GOD BLESS WHITE AMERICA
2 missing, pregnant women: 1st ignored by media; 2nd invites frenzy
Evelyn Hernandez didn't drive a Land Rover.
In fact, she didn't drive at all. A struggling, 24-year-old single mom who'd immigrated to San Francisco from war-torn El Salvador when she was 14, she took the No. 48 bus to her jobs as a drugstore clerk or restaurant server.
And so when Hernandez, eight months pregnant, was reported missing last May, reporters from CNN or Fox News didn't camp in front of her small, rented home. And when her dead body washed ashore in San Francisco Bay last September, it took police four months to identify her.
The parallels between the disappearances and deaths of Hernandez and Laci Peterson - whose corpse was found in the same bay, just miles away - are striking. The difference in media coverage is even more striking.
On Google.com News yesterday, there were 3,080 stories about Peterson, who lived in an affluent suburban neighborhood and drove a Land Rover. There are four stories about Hernandez, the poverty-striken immigrant woman.
"A lot of people are frustrated with how they've handled the case," said Berta Hernandez, no relation, who was Evelyn Hernandez's drama teacher when she first came to San Francisco.
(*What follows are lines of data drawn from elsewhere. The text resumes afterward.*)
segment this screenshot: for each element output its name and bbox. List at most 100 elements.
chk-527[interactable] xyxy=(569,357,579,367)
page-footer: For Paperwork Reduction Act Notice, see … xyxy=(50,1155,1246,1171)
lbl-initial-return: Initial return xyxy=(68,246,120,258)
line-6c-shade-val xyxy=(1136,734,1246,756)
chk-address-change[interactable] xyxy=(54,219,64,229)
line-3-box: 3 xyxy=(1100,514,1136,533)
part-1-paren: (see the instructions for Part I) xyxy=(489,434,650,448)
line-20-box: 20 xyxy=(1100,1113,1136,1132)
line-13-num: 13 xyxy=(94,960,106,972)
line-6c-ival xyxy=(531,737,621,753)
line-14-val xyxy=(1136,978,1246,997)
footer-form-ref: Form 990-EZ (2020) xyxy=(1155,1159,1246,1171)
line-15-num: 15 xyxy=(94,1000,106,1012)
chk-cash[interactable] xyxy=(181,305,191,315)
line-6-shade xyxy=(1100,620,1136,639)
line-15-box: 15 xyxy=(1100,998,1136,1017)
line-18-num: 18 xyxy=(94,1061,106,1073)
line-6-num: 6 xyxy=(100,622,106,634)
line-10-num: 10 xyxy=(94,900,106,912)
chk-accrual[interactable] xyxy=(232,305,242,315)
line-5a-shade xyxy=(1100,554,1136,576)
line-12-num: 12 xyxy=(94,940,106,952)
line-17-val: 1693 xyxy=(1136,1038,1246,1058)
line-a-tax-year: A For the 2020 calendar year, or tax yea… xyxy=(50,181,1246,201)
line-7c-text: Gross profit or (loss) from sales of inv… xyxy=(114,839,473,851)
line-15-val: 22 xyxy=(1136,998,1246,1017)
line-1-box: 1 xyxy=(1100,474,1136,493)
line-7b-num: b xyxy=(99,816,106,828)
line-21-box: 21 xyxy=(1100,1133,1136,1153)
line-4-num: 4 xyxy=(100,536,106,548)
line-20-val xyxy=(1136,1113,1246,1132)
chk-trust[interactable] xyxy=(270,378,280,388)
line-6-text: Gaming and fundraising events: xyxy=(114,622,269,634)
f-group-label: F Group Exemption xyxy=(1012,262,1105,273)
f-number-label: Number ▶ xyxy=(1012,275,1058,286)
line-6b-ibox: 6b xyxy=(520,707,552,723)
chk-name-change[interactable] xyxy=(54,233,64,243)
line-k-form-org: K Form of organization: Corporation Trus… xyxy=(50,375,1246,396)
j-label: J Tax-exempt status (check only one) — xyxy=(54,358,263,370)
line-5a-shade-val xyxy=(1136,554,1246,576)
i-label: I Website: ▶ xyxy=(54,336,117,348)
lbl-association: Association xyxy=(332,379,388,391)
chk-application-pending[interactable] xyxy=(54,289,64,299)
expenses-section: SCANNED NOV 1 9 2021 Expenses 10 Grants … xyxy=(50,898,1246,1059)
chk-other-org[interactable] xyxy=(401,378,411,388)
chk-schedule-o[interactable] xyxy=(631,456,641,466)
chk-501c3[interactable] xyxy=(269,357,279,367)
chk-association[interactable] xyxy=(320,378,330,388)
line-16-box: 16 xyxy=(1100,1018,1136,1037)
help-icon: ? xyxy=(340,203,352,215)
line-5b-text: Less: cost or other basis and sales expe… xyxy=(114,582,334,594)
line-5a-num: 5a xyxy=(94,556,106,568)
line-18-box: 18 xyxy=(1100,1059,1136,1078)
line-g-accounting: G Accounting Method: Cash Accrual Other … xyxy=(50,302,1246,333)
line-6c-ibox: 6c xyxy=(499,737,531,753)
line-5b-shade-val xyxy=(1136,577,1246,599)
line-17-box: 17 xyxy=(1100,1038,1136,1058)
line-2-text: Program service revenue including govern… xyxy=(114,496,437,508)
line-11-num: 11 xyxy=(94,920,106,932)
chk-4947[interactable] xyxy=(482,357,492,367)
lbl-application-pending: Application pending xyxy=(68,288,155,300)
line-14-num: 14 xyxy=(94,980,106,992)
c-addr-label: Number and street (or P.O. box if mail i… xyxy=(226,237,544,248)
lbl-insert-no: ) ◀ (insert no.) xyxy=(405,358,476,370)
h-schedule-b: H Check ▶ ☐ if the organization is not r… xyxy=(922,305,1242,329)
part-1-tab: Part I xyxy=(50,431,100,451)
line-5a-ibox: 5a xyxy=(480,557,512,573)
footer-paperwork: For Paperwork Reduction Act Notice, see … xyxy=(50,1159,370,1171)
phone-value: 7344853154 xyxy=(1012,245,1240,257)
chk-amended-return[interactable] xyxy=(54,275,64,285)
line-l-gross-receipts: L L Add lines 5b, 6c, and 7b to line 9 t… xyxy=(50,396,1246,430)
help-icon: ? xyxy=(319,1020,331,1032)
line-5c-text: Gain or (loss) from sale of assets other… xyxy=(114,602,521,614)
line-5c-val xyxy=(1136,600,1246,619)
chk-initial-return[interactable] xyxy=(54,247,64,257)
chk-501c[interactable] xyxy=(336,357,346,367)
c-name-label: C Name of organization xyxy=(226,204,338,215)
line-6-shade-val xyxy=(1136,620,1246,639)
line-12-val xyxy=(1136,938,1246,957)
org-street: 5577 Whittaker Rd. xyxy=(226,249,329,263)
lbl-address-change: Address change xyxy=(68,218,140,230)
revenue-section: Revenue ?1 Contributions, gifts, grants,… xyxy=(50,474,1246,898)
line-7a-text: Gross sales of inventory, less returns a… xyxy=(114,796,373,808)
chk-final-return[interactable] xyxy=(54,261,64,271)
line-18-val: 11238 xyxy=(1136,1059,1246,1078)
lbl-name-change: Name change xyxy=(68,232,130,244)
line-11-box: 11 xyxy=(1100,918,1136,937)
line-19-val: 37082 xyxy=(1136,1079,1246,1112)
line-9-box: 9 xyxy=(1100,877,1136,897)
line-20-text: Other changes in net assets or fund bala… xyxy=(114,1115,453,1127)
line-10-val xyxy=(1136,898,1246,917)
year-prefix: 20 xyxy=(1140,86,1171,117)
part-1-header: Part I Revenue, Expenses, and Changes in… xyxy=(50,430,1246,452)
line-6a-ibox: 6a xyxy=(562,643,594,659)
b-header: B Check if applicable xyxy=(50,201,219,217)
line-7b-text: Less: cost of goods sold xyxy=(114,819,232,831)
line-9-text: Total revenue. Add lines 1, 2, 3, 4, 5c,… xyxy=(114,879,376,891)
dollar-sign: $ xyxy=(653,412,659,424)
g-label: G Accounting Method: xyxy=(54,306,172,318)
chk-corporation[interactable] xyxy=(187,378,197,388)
"They started looking immediately for Laci Peterson, because they said it wasn't her normal character to disappear," she said. "But they" - San Francisco police - "didn't start looking for Evelyn right away. They said, 'She might be running away, she might be hiding; it's not out of her character.' "
In fact, Evelyn Hernandez was known as a devoted mom to her 6-year-old son, Alex, who stopped showing up for kindergarten the same time that his pregnant mother vanished in May 2002. Unlike his mother, Alex has never been found.
Hernandez' 37-year-old married boyfriend, who reported her missing, has not been named as a suspect, although he has refused to cooperate with the police probe for months. And while Peterson's family seeks justice against her husband, Scott, in a Modesto courtroom, Hernandez's friends and family continue to wait for their turn.
While I'd love to bash the media for this, are they only a reflection of what America really cares about? Or is it the other way around, do we only care because the media MAKES us care by inundating us with certain stories? No, I think the media gives us what it knows sells papers. We wouldn't have cared about Evelyn Hernandez. It would have been a one day story.
So why this fascination with the Laci's? Same story, same circumstances. Personally, I probably wouldn't have paid much attention to either, as this happens everyday. Neither story is new. I can honestly say, the ONLY reason I even know who the Laci's are is because it's been shoved down my throat.
So it's the media's fault for ignoring the ethnic story over the white story. The lack of empathy and attention for Hernandez is America's fault. And the fact that I wouldn't have paid much attention to either is my fault.